A few weeks ago I made my way to Smiths for UnXpected, a gig held by one of our gold partners, NWN Blue Squared, for their clients and prospective clients. UnXpected was the result of four months of planning by UK accountant NWN, Whiteoaks PR, Net Mentor and Xero to try to create something totally different, something progressive, something that, in the words of Nick Lawrence, CEO of NWN, ‘was not a boring seminar or, my worst nightmare, a day of golf!’
The aim of the event was to attract new clients from NWN’s main customer base – artists in the creative industry. You can read more about how UnXpected came about in Making a client event extraordinary. The event also gave the team a great opportunity to increase their PR by inviting journalists to a totally different kind of client event – one that they would really enjoy!
With over 100 people packed into Smith’s great basement venue, a few drinks and some lovely nibbles, it was a cool and trendy affair, with an eclectic group of artists (all Xero users) providing the music for the evening.
Carrie Tree, an up and coming folk singer, kicked the evening off with some lovely soulful tunes. Next up was Faith SFX, with some awesome beatboxing, closely followed by DJ Jazzman Gerald & DJ Nick Lawrence spinning some great tunes for dancing.
Cass Productions captured all the action on video, including a few interviews throughout the evening with the artists involved. They also spent time with Nick Lawrence and Gary Turner from Xero to find out a bit more about the event and why they were doing it.
Many NWN customers and soon-to-be customers came along to find out more and enjoy the evening, as did a number of journalists, which was a great coup for NWN.

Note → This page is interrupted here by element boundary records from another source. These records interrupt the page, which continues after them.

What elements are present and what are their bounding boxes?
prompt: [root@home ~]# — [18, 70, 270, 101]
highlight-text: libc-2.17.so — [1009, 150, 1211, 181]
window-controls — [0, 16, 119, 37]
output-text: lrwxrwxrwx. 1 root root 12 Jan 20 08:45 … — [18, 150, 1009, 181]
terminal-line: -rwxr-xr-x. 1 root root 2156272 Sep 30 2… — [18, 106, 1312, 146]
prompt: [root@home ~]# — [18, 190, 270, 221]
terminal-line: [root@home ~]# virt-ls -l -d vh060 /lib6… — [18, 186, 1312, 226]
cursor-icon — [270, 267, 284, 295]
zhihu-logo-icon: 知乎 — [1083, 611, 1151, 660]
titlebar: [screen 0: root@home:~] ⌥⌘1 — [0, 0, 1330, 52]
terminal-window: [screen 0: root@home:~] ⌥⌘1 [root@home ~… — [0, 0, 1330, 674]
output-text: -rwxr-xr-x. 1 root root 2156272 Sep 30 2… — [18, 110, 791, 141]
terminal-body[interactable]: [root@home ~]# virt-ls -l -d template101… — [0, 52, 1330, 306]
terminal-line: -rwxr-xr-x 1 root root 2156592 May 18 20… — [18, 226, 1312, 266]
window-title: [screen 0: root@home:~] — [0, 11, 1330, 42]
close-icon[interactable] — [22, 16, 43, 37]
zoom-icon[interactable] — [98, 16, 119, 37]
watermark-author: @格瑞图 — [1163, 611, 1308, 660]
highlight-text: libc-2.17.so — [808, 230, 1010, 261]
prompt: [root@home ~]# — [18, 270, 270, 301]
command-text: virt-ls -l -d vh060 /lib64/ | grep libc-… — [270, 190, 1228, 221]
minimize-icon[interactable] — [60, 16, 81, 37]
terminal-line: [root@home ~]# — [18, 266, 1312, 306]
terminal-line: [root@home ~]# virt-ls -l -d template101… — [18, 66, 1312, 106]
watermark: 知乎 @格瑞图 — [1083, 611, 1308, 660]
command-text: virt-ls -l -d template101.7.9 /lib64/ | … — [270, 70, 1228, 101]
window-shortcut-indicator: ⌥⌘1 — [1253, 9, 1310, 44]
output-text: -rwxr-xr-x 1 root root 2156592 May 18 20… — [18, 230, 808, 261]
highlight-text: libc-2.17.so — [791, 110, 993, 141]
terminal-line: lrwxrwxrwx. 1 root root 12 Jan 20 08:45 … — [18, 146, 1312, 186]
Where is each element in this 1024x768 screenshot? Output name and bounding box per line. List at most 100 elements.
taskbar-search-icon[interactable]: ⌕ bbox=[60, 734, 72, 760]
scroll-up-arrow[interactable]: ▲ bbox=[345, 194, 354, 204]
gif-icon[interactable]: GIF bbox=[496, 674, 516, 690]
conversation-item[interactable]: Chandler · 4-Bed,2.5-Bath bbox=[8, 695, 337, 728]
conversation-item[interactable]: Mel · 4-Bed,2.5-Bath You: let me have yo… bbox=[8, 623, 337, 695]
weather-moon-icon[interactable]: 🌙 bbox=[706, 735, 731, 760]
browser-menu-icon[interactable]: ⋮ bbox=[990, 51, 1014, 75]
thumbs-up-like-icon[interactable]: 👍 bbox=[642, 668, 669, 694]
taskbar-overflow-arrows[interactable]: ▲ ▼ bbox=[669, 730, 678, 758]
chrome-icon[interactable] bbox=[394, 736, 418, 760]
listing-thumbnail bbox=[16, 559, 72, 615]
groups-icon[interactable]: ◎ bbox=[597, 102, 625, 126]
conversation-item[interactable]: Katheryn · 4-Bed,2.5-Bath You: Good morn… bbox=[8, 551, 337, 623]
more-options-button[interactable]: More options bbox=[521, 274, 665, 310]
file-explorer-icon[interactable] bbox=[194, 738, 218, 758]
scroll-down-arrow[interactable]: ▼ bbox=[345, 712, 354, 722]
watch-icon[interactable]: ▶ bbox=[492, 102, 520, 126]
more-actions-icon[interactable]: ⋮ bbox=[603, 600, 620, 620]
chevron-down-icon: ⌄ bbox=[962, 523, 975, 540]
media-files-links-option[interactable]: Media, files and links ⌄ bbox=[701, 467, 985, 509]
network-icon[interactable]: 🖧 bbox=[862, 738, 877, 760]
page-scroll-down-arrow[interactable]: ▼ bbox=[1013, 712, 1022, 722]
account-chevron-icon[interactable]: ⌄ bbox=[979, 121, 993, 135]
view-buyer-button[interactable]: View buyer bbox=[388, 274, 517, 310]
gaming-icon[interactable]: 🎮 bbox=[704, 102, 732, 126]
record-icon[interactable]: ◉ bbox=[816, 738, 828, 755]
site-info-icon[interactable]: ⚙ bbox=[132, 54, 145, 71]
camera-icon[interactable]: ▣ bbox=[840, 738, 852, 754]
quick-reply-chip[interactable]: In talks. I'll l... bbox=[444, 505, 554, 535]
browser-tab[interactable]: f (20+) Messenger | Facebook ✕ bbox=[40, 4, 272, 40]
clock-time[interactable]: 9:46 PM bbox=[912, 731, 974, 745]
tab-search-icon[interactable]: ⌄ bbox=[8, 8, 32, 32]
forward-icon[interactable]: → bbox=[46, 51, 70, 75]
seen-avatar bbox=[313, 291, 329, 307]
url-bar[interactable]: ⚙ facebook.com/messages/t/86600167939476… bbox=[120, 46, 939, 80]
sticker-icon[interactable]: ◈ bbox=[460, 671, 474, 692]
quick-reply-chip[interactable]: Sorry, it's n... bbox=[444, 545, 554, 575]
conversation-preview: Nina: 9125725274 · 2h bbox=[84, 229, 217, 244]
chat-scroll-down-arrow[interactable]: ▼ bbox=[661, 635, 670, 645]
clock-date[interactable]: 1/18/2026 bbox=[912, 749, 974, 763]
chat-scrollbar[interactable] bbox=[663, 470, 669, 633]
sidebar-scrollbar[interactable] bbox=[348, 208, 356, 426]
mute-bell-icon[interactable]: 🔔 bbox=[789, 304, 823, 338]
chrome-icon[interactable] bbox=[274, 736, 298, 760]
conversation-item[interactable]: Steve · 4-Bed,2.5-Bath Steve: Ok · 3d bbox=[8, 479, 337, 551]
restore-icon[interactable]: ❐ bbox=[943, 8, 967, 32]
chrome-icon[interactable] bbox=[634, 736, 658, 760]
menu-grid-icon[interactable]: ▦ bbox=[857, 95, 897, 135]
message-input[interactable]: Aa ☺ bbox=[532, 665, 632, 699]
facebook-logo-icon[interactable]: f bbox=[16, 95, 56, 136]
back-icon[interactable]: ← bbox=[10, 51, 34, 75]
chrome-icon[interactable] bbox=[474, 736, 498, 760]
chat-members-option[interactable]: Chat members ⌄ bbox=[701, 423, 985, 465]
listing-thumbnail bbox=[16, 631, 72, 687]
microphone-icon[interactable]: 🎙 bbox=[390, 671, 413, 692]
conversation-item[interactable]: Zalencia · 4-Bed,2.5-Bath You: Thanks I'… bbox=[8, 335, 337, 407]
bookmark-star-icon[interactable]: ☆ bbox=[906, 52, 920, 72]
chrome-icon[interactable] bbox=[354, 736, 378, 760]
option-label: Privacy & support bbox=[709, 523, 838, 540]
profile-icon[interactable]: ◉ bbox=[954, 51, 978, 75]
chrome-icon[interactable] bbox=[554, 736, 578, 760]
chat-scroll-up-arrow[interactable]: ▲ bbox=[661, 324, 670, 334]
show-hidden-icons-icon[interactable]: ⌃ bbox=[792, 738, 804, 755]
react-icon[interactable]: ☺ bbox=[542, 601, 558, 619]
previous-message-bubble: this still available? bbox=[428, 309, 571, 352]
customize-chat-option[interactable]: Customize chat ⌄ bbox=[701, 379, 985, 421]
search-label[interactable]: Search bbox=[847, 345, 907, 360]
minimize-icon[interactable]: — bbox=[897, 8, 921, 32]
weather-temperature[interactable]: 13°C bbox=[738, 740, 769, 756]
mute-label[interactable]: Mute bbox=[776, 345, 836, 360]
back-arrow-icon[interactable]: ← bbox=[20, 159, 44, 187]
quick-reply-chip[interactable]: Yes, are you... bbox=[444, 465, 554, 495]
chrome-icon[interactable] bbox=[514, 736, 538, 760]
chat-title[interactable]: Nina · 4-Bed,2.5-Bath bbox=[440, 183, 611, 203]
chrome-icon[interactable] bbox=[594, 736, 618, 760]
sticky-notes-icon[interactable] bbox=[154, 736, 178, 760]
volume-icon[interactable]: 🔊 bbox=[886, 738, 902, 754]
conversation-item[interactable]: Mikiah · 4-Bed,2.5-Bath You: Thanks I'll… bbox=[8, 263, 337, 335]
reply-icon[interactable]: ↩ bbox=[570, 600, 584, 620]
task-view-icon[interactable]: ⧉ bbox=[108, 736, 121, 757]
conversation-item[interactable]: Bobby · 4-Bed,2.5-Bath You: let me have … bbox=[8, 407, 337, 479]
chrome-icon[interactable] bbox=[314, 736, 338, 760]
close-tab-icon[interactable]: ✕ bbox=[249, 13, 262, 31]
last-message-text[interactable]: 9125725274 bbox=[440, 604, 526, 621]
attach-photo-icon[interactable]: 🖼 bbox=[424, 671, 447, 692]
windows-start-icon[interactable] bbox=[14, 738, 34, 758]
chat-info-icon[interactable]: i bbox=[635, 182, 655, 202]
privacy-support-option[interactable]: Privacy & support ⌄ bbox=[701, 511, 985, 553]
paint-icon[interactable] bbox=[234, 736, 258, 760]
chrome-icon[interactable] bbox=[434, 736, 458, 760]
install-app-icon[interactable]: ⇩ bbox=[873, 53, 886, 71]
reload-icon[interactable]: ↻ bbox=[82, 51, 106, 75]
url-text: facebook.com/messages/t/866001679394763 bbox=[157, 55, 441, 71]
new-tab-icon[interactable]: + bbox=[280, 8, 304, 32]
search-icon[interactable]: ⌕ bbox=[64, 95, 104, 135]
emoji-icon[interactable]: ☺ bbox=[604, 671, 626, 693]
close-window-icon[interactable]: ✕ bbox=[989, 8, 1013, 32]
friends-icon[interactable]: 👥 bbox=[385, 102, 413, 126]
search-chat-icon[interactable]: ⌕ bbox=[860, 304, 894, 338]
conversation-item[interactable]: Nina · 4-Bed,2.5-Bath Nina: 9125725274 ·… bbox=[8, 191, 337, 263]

The following week, at Xerocon London we were thrilled to have the team that organised UnXpected make up a panel session, sharing their insights into why the event was a success and providing advice to other accounting firms thinking about doing something similar to peak the interest of both the press and their customer base.
Their advice was simple:
Ensure the event reflects your brand and the ‘personality’ of your practice and its clients. Trying to be ‘down with the kids’ or arranging an event using an activity that is totally alien to your employees and clients is like watching your mum or dad trying to break-dance at a wedding if they’ve never heard hip hop – it can do more damage to your brand than benefit it. But this doesn’t mean you can’t be creative in the choice of activity.
Think beyond the event itself. Consider the opportunities the event presents for other communication, such as social media and ‘traditional’ media activity. Is there a chance to interview guests for case studies or post-event videos? Can you follow up with communication to attendees?
Be clear on objectives. Understand the purpose of the event from the outset: if it is specifically to sell services, make that clear and design an event that is compelling in that way. If it is not intended to sell, but to raise the profile of the practice among existing and prospective clients, DO NOT include sales messages or presentations which can introduce an element of discord into the event itself. If it is an event that chimes with your target audience, they should get the message without having it forced on them.